Zdążyć przed zimą ;-)

Mamy chyba ostatni podarowny tydzień z w miarę ładną i ciepłą pogodą. 

Korzystam i 'gonię z robotą' ;-)

Głównie grabię. Liście niektórych drzew są bardzo szkodliwe dla trawniczków, bez względu na to, czy są to te cudne 'golfowe', czy tak jak - moje proste, łąkowe. Liście dębu, olchy to ciężkie, trudno rozkładalne zmory trawnika. Pozostawione na trawie przez zimę, zniszczą ją kompletnie.
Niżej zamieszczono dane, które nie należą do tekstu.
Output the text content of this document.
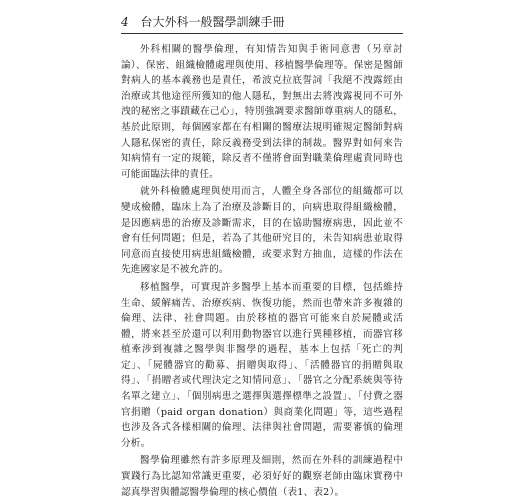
4 台大外科一般醫學訓練手冊

外科相關的醫學倫理，有知情告知與手術同意書（另章討論）、保密、組織檢體處理與使用、移植醫學倫理等。保密是醫師對病人的基本義務也是責任，希波克拉底誓詞「我絕不洩露經由治療或其他途徑所獲知的他人隱私，對無出去將洩露視同不可外洩的秘密之事蹟藏在己心」，特別強調要求醫師尊重病人的隱私，基於此原則，每個國家都在有相關的醫療法規明確規定醫師對病人隱私保密的責任，除反義務受到法律的制裁。醫界對如何來告知病情有一定的規範，除反者不僅將會面對職業倫理處責同時也可能面臨法律的責任。

就外科檢體處理與使用而言，人體全身各部位的組織都可以變成檢體，臨床上為了治療及診斷目的，向病患取得組織檢體，是因應病患的治療及診斷需求，目的在協助醫療病患，因此並不會有任何問題；但是，若為了其他研究目的，未告知病患並取得同意而直接使用病患組織檢體，或要求對方抽血，這樣的作法在先進國家是不被允許的。

移植醫學，可實現許多醫學上基本而重要的目標，包括維持生命、緩解痛苦、治療疾病、恢復功能，然而也帶來許多複雜的倫理、法律、社會問題。由於移植的器官可能來自於屍體或活體，將來甚至於還可以利用動物器官以進行異種移植，而器官移植牽涉到複雜之醫學與非醫學的過程，基本上包括「死亡的判定」、「屍體器官的勸募、捐贈與取得」、「活體器官的捐贈與取得」、「捐贈者或代理決定之知情同意」、「器官之分配系統與等待名單之建立」、「個別病患之選擇與選擇標準之設置」、「付費之器官捐贈（paid organ donation）與商業化問題」等，這些過程也涉及各式各樣相關的倫理、法律與社會問題，需要審慎的倫理分析。

醫學倫理雖然有許多原理及細則，然而在外科的訓練過程中實踐行為比認知常識更重要，必須好好的觀察老師由臨床實務中認真學習與體認醫學倫理的核心價值（表1、表2）。
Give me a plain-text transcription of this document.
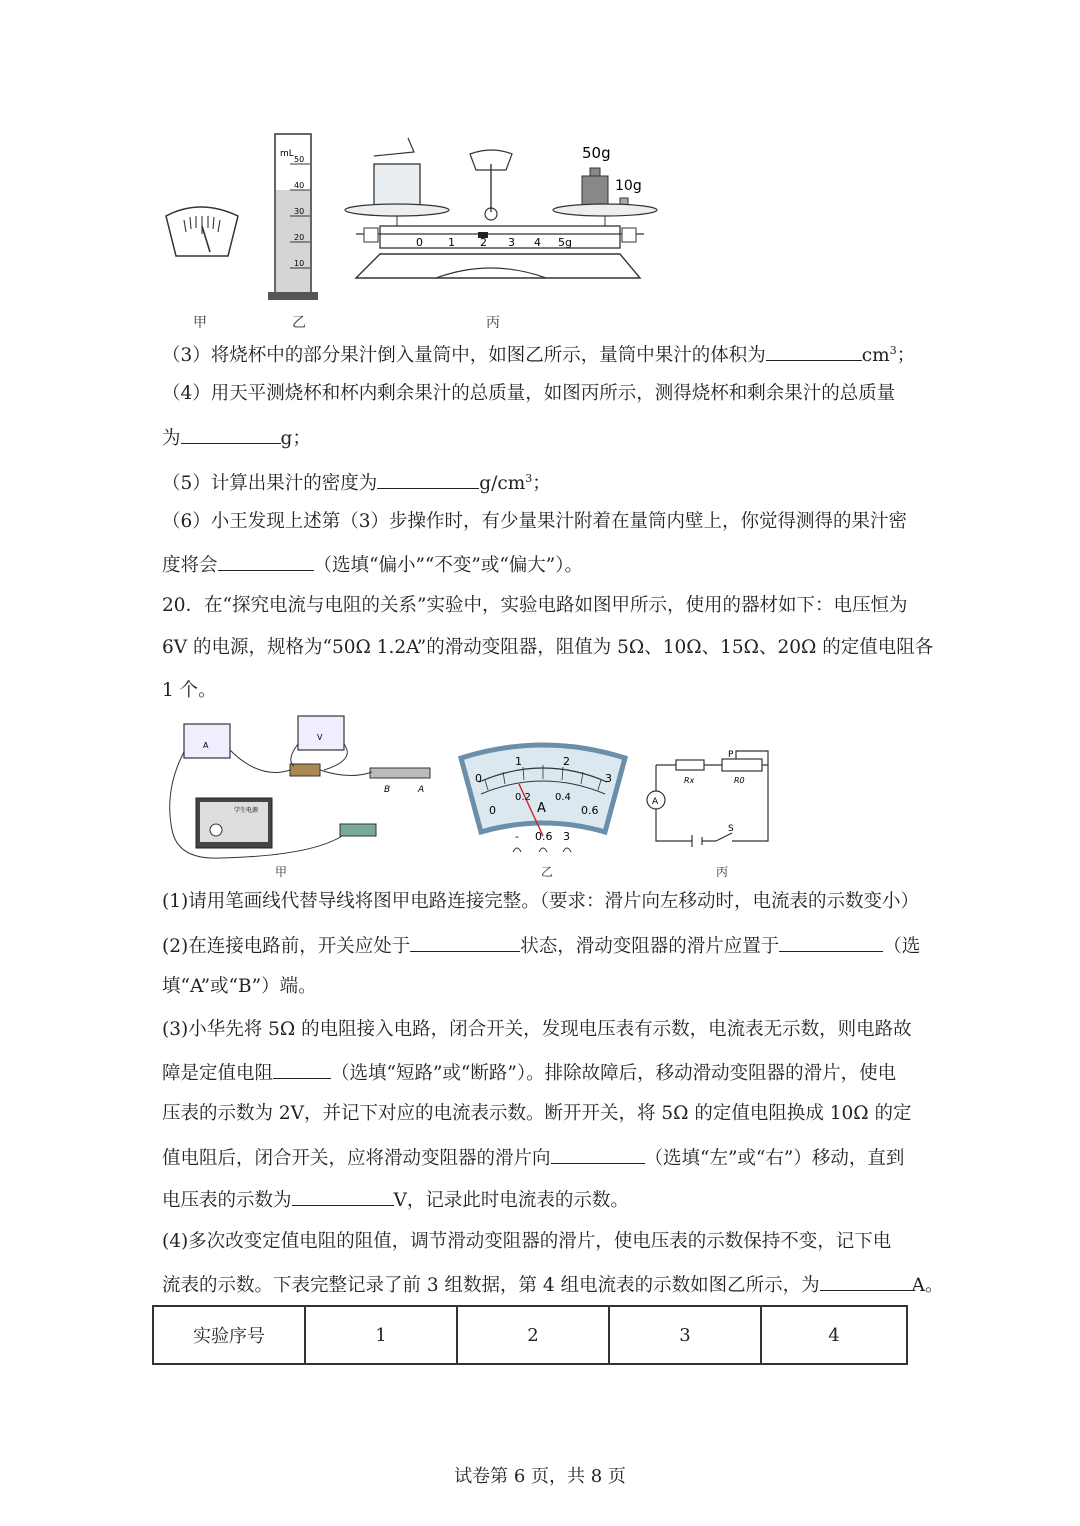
mL
50
40
30
20
10
50g
10g
0 1 2 3 4 5g
甲	乙	丙
（3）将烧杯中的部分果汁倒入量筒中，如图乙所示，量筒中果汁的体积为	$cm^3$；
（4）用天平测烧杯和杯内剩余果汁的总质量，如图丙所示，测得烧杯和剩余果汁的总质量
为	g；
（5）计算出果汁的密度为	$g/cm^3$；
（6）小王发现上述第（3）步操作时，有少量果汁附着在量筒内壁上，你觉得测得的果汁密
度将会	（选填“偏小”“不变”或“偏大”）。
20．在“探究电流与电阻的关系”实验中，实验电路如图甲所示，使用的器材如下：电压恒为
6V 的电源，规格为“50Ω 1.2A”的滑动变阻器，阻值为 5Ω、10Ω、15Ω、20Ω 的定值电阻各
1 个。
A
V
B	A
学生电源
0
1	2
3
0
0.2 0.4
0.6
A
- 0.6 3
P
Rx	R0
A
S
甲	乙	丙
(1)请用笔画线代替导线将图甲电路连接完整。（要求：滑片向左移动时，电流表的示数变小）
(2)在连接电路前，开关应处于	状态，滑动变阻器的滑片应置于	（选
填“A”或“B”）端。
(3)小华先将 5Ω 的电阻接入电路，闭合开关，发现电压表有示数，电流表无示数，则电路故
障是定值电阻	（选填“短路”或“断路”）。排除故障后，移动滑动变阻器的滑片，使电
压表的示数为 2V，并记下对应的电流表示数。断开开关，将 5Ω 的定值电阻换成 10Ω 的定
值电阻后，闭合开关，应将滑动变阻器的滑片向	（选填“左”或“右”）移动，直到
电压表的示数为	V，记录此时电流表的示数。
(4)多次改变定值电阻的阻值，调节滑动变阻器的滑片，使电压表的示数保持不变，记下电
流表的示数。下表完整记录了前 3 组数据，第 4 组电流表的示数如图乙所示，为	A。
实验序号	1	2	3	4
试卷第 6 页，共 8 页
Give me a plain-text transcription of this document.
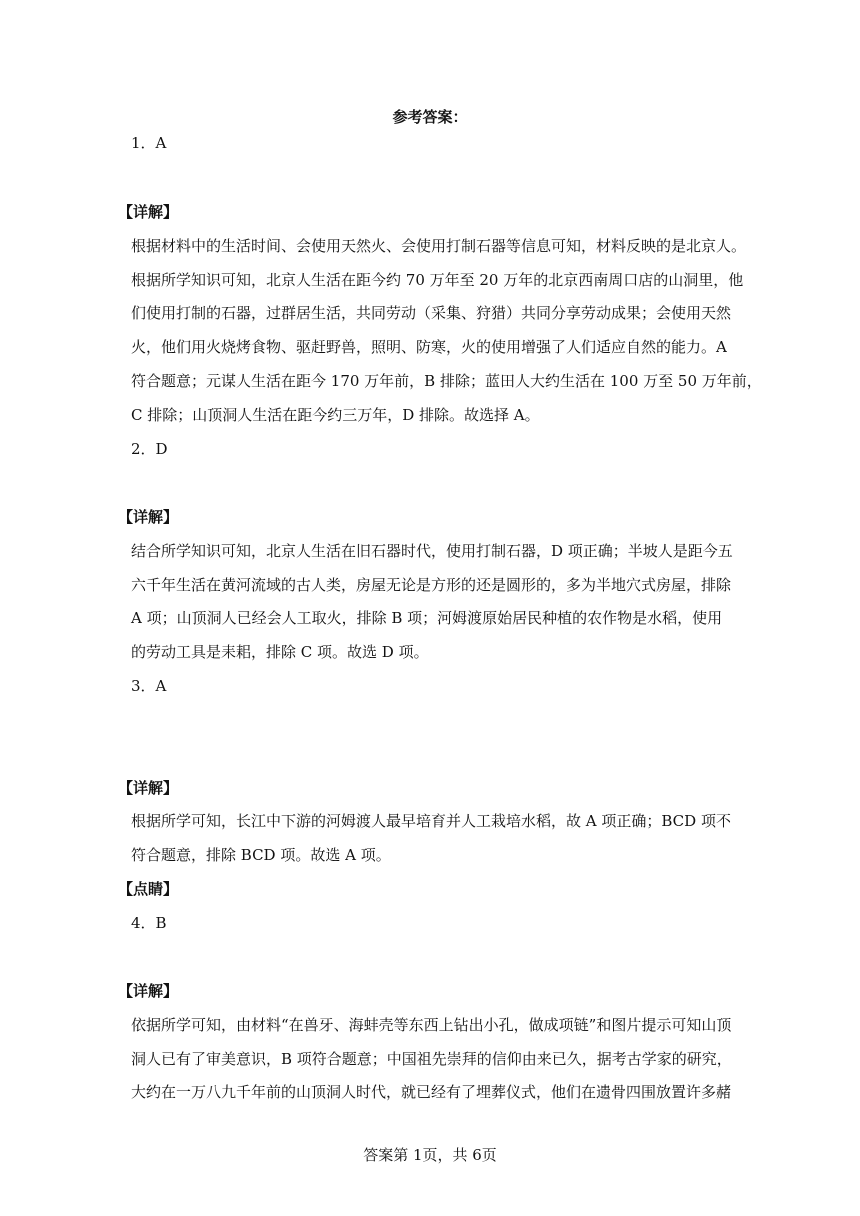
参考答案：
1．A
【详解】
根据材料中的生活时间、会使用天然火、会使用打制石器等信息可知，材料反映的是北京人。
根据所学知识可知，北京人生活在距今约 70 万年至 20 万年的北京西南周口店的山洞里，他
们使用打制的石器，过群居生活，共同劳动（采集、狩猎）共同分享劳动成果；会使用天然
火，他们用火烧烤食物、驱赶野兽，照明、防寒，火的使用增强了人们适应自然的能力。A
符合题意；元谋人生活在距今 170 万年前，B 排除；蓝田人大约生活在 100 万至 50 万年前，
C 排除；山顶洞人生活在距今约三万年，D 排除。故选择 A。
2．D
【详解】
结合所学知识可知，北京人生活在旧石器时代，使用打制石器，D 项正确；半坡人是距今五
六千年生活在黄河流域的古人类，房屋无论是方形的还是圆形的，多为半地穴式房屋，排除
A 项；山顶洞人已经会人工取火，排除 B 项；河姆渡原始居民种植的农作物是水稻，使用
的劳动工具是耒耜，排除 C 项。故选 D 项。
3．A
【详解】
根据所学可知，长江中下游的河姆渡人最早培育并人工栽培水稻，故 A 项正确；BCD 项不
符合题意，排除 BCD 项。故选 A 项。
【点睛】
4．B
【详解】
依据所学可知，由材料“在兽牙、海蚌壳等东西上钻出小孔，做成项链”和图片提示可知山顶
洞人已有了审美意识，B 项符合题意；中国祖先崇拜的信仰由来已久，据考古学家的研究，
大约在一万八九千年前的山顶洞人时代，就已经有了埋葬仪式，他们在遗骨四围放置许多赭
答案第 1页，共 6页
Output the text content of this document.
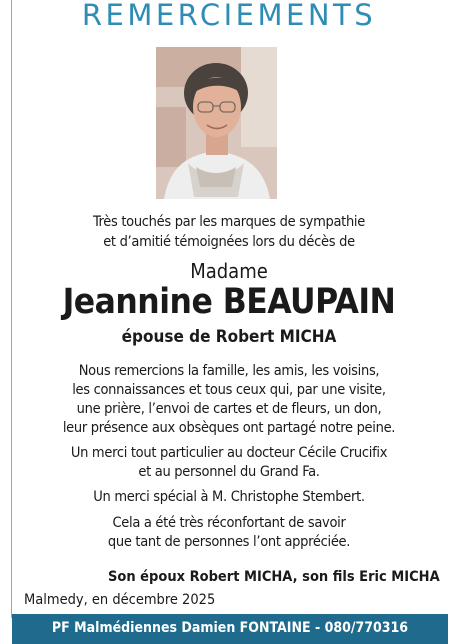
REMERCIEMENTS
Très touchés par les marques de sympathie
et d’amitié témoignées lors du décès de
Madame
Jeannine BEAUPAIN
épouse de Robert MICHA
Nous remercions la famille, les amis, les voisins,
les connaissances et tous ceux qui, par une visite,
une prière, l’envoi de cartes et de fleurs, un don,
leur présence aux obsèques ont partagé notre peine.
Un merci tout particulier au docteur Cécile Crucifix
et au personnel du Grand Fa.
Un merci spécial à M. Christophe Stembert.
Cela a été très réconfortant de savoir
que tant de personnes l’ont appréciée.
Son époux Robert MICHA, son fils Eric MICHA
Malmedy, en décembre 2025
PF Malmédiennes Damien FONTAINE - 080/770316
Dzisiaj dębowe usunięte w całości, olchowe nadal sypią i do listopada będą wciąż do sprzątania. Jedynie czeremcha czarna, czyli nowosybirska łysa. Reszta nadal pół na pół i co posprzątam, to ma to samo odnowa. Ale jednak za każdym razem będzie ich mniej.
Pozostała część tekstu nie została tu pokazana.